I bought my family the gifts I had planned on. A TLC CD for my sister (lawl), a cookbook for my grandmother, a hat for my uncle, and something I can’t remember for my mom. All paid and accounted for. With only $3 left, I looked to Jon, who himself had bought his family some nice gifts. My teacher had yet to wrangle the class to finish up and leave, so we had some time. We walked around a bit, looking over other items, when it happened.
Boom. I tripped over a stick of some sort, and went crashing down. I heard a crack in my pants pocket. I just broke Street Fighter II. To complicate matters, my teacher came rushing over, wanting to see if I was okay. Trying to shield my pocket, I tried desperately to shoo her off, but she wouldn’t leave. Thankfully, she eventually was convinced I was fine and walked off, with me paranoid the entire time that she’d discover my evil deed. Jon and I rushed aside and I whipped out the cartridge to inspect the damage. The plastic was extremely cracked and the connectors rattled; it was though, in all likelihood, still playable. But I didn’t care, I was now terrified. We rushed back to the Genesis kiosk and I, shaking, placed the game back in its box. It’s a miracle I wasn’t caught.
Christmas Day 1994, my family liked my gifts. And I liked what my mom got me: Street Fighter II: Special Champion Edition. Yeah, my greedy ass would have had two copies if I hadn’t chickened out. I still feel bad, though, to this day, and I hope that someone out there doesn’t still have that copy of Street Fighter II I tried to steal, cracked plastic and all. If they do, I’m sorry.

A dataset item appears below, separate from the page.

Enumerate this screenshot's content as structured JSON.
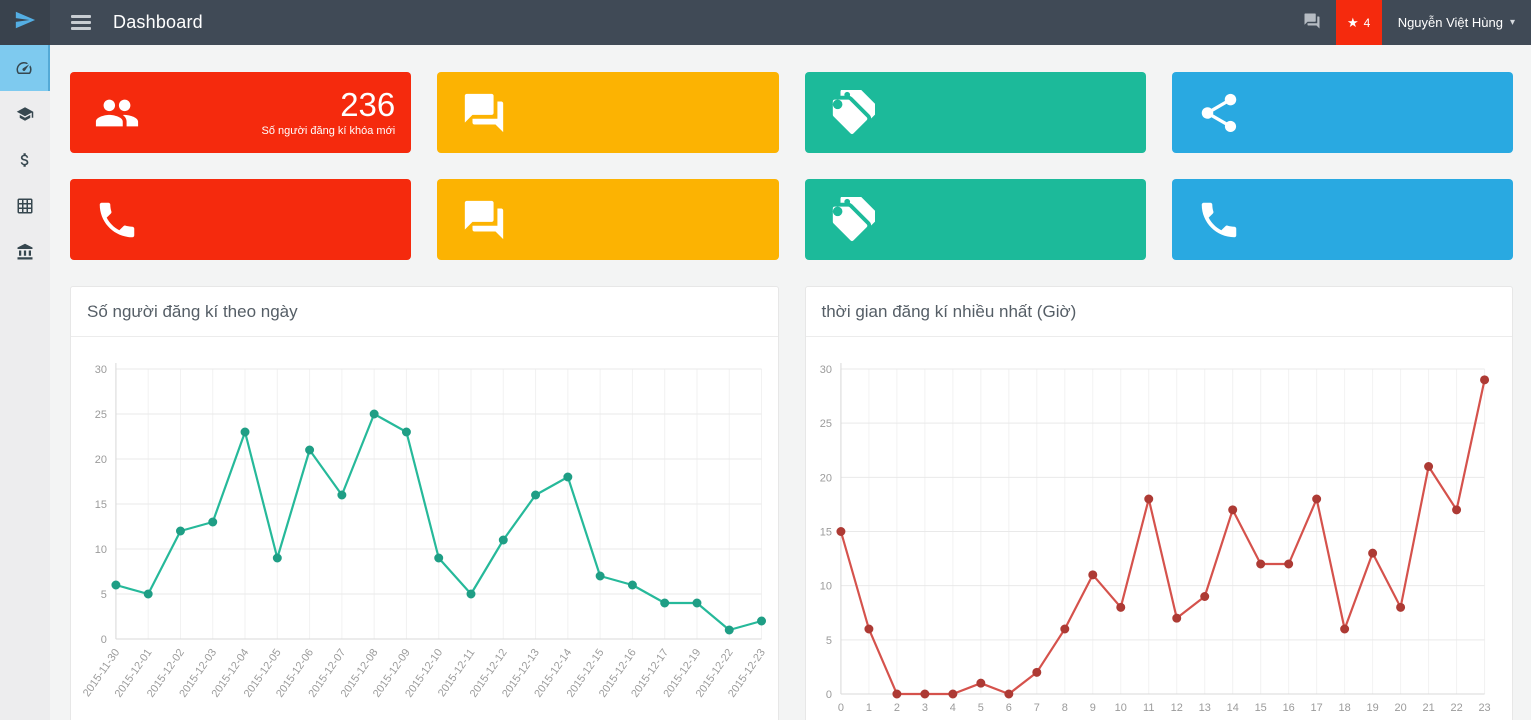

I have a sordid history with Street Fighter II, by the way. While not directly linked to the Genesis, I believe a quick anecdote should be made here regarding another memorable experience of mine. I think it was either 1993 or 1994, I don’t exactly recall. My local arcade (which has since been long shut down) held court to a most fantastic of events: a town-wide Street Fighter II tournament! Of course, kids of all ages showed up to participate. I got fairly far into the tournament (using Balrog, as my favorite character Vega had yet to be made playable on the version of the game my arcade had. Damn them!) when I was bested in combat. Not just any defeat, as the little bastard wouldn’t stop spamming the same move over and over. I’d been had! Of course, in this day and age I wouldn’t really care and would just blame myself for not playing better defense, but no! My childhood temper took over and I… pulled the fire alarm. Yeah I don’t know why either. But what a sight it was! I single-handedly ruined every body’s fun just because I was upset at losing. Yeah, I was a little bastard. I know, and I apologize. But at the time, I had the ever lovin’ wits scared out of me, because I was frightened I’d be caught. But I wasn’t! Score one for the horribly tempered child!
There’s a moral to the story, of course. Stealing’s bad, don’t do it, unless you’re sure you can’t be caught. I jest! I’ve never attempted to or stolen anything since (though I hadn’t before, either). Also, don’t pull fire alarms, kids. It may be a classic standby, but it… well, it is pretty funny, actually.